For many applications, the main issue is whether some characters behave 
like "wide" characters (i.e. similar to ideographic characters) or not. 
UAX#11 gives a prescription how to make this determination based on a 
number of basic character properties. However, one important class of 
characters in the data are "A" (for ambiguous).

According to UAX#11, the intent for these characters is to use context 
to determine whether they need to be handled like ideographs or like 
"regular" characters - without applying this resolution step, characters 
of class "A" cannot be handled correctly.

On a system that maps these characters to legacy character sets and uses 
legacy fonts, they would be displayed as "wide" characters, while, on 
systems that no longer follow these legacy practices some or all of 
these characters would be displayed as ordinary (aka narrow characters). 
Therefore, to handle these characters, one must know whether the 
environment treats (all or some of) them as a legacy system would.

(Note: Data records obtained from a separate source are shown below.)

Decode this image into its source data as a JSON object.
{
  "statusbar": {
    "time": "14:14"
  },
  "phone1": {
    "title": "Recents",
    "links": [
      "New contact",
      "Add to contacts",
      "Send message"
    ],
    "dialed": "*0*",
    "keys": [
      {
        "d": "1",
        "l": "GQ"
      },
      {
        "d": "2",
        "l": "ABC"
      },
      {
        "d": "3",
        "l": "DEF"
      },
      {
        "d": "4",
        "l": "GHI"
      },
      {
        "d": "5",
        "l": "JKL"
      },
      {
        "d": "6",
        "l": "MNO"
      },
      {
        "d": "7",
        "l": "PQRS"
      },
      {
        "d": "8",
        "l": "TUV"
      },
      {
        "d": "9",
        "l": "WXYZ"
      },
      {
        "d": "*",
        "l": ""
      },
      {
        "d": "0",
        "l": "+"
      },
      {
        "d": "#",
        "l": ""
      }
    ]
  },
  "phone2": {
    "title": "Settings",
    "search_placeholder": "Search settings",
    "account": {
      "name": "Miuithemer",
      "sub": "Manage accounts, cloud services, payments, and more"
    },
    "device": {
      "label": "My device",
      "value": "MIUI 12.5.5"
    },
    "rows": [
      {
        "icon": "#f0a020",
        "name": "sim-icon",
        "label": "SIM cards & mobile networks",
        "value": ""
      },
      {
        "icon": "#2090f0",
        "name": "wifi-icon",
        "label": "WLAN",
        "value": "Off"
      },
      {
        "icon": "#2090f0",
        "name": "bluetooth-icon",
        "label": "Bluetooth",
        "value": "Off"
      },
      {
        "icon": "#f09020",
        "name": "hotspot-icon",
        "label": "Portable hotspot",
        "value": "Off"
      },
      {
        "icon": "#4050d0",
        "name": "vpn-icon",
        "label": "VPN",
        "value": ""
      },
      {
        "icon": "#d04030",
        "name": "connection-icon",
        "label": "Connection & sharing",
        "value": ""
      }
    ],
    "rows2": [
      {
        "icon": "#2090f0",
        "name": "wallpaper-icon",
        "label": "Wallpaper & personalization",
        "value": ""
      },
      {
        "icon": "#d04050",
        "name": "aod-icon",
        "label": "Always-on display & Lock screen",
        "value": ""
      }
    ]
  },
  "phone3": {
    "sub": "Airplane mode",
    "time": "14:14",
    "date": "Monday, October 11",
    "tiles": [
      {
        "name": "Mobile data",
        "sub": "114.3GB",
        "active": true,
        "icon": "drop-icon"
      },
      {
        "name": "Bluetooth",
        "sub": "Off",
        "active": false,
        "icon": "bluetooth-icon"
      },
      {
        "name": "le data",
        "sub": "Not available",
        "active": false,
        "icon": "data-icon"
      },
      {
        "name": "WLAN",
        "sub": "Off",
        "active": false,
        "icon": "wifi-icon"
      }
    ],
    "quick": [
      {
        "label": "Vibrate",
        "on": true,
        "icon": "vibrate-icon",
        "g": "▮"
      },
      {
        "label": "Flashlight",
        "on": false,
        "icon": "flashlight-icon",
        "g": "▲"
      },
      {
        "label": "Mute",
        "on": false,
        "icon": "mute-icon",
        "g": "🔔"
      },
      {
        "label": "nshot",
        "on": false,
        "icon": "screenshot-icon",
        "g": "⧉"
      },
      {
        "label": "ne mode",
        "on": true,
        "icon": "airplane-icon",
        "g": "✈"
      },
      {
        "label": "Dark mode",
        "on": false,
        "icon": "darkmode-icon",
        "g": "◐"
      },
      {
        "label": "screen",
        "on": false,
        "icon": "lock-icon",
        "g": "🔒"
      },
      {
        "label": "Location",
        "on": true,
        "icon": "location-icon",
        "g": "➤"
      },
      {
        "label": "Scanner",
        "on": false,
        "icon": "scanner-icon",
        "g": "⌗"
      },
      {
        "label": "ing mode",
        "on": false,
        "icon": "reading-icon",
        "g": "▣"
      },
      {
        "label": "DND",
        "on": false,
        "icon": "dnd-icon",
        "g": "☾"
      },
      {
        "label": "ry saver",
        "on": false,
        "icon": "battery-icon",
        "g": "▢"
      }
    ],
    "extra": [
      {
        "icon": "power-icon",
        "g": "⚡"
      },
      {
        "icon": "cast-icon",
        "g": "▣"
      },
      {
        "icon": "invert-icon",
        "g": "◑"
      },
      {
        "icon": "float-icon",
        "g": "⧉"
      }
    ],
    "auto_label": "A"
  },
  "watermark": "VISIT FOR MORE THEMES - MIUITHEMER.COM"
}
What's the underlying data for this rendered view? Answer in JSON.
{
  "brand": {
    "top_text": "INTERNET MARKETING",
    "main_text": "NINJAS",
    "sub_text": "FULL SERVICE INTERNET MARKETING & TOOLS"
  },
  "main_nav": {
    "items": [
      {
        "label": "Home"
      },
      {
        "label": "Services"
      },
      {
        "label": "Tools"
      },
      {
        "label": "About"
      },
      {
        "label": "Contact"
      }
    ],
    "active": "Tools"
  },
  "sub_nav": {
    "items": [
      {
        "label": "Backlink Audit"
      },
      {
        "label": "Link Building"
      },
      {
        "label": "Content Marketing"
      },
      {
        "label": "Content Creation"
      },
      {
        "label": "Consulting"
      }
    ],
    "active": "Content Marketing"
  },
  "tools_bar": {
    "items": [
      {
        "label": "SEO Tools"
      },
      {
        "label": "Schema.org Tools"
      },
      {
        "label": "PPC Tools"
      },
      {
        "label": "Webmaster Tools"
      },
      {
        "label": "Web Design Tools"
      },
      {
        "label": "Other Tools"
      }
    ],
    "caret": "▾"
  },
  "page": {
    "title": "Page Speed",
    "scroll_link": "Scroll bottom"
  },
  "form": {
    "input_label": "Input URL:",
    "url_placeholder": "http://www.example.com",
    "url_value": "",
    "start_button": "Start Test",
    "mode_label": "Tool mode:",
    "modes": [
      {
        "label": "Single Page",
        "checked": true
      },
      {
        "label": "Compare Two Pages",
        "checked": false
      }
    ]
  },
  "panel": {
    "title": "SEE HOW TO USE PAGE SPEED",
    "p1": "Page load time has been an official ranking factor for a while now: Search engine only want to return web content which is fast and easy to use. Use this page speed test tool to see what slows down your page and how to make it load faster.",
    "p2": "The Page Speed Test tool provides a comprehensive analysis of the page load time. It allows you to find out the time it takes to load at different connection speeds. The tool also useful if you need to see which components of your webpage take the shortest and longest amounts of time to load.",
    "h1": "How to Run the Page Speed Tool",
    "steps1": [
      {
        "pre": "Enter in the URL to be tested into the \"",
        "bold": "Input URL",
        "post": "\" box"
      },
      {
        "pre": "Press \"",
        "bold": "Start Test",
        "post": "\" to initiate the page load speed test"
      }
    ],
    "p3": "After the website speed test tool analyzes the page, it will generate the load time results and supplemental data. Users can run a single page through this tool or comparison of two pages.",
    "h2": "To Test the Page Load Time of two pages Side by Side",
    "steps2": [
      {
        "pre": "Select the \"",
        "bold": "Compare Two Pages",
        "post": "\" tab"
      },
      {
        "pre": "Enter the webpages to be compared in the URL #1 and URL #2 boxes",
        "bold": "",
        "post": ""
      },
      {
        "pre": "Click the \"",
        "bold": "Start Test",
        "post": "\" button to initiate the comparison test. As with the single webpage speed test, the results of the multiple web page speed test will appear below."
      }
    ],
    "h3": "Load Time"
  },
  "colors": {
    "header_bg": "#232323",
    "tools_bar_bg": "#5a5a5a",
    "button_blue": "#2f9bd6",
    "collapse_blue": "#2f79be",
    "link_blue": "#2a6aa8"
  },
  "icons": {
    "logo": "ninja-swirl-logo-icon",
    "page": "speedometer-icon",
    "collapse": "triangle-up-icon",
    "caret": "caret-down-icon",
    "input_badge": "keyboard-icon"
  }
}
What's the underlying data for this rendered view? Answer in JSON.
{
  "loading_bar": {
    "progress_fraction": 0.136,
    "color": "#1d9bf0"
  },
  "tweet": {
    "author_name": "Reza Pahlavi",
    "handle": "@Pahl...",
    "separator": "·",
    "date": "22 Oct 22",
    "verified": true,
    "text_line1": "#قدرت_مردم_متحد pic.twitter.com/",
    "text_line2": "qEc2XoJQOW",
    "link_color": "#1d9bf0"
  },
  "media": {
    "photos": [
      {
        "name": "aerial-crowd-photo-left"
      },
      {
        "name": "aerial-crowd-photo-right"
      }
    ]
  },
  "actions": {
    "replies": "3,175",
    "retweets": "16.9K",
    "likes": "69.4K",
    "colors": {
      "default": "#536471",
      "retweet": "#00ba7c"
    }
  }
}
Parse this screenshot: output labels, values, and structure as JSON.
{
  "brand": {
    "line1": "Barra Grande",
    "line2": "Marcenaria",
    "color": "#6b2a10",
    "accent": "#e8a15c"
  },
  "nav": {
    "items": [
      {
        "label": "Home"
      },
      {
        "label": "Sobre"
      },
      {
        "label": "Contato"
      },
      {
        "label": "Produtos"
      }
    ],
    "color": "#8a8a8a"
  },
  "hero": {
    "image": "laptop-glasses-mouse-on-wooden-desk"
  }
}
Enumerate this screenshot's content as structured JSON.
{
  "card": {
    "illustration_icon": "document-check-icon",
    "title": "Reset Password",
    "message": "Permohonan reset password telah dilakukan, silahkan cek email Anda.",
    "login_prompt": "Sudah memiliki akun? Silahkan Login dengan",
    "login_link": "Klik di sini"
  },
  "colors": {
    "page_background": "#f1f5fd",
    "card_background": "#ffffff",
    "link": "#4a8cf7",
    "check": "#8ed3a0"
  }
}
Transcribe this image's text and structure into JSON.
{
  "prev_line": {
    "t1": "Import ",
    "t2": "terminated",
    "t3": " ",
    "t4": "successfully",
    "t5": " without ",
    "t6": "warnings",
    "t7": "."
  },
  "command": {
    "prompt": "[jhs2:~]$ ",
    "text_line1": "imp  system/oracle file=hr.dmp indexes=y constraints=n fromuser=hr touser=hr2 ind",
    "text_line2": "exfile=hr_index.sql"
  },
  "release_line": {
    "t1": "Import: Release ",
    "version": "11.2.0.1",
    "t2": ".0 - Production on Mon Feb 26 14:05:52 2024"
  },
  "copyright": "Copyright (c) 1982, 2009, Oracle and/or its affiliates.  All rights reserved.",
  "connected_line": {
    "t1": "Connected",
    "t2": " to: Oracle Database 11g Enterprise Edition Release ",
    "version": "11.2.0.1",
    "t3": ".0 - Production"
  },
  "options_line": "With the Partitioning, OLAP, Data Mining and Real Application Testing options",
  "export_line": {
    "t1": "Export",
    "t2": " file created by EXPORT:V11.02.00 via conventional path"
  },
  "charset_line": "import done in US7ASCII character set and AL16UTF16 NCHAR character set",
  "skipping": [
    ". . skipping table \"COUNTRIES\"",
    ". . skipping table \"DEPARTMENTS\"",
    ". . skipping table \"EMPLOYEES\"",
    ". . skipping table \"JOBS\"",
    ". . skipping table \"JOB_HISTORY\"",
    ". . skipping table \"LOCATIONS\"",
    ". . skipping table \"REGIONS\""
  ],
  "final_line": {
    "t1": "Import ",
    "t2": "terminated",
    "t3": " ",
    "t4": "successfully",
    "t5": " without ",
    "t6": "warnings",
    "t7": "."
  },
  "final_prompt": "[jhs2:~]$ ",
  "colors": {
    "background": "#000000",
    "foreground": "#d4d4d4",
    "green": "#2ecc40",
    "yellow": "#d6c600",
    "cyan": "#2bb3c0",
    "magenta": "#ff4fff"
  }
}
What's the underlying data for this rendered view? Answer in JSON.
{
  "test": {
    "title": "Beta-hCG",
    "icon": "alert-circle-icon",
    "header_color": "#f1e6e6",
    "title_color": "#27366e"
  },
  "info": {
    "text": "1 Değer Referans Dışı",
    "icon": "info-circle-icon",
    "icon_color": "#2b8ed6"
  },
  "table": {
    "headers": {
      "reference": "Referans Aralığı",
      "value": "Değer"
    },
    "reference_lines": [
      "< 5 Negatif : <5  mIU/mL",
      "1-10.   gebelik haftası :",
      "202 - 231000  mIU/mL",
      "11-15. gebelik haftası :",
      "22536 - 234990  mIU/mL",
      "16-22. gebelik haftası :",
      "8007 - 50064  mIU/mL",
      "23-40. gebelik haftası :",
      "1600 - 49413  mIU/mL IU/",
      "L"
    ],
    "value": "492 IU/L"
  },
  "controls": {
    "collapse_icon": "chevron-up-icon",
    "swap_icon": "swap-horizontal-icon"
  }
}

This contingent quality of the classification is something that's not 
apparent from the raw values in the database, and rises above mere 
"background" information.

A./

PS: the same ambiguity in character handling carries through to UAX#14, 
based on the same issue: legacy and non-legacy systems, fonts, etc. 
differ fundamentally in how they represent certain characters, hence it 
is necessary to supply context.

Received on Wednesday, 4 May 2011 19:14:01 UTC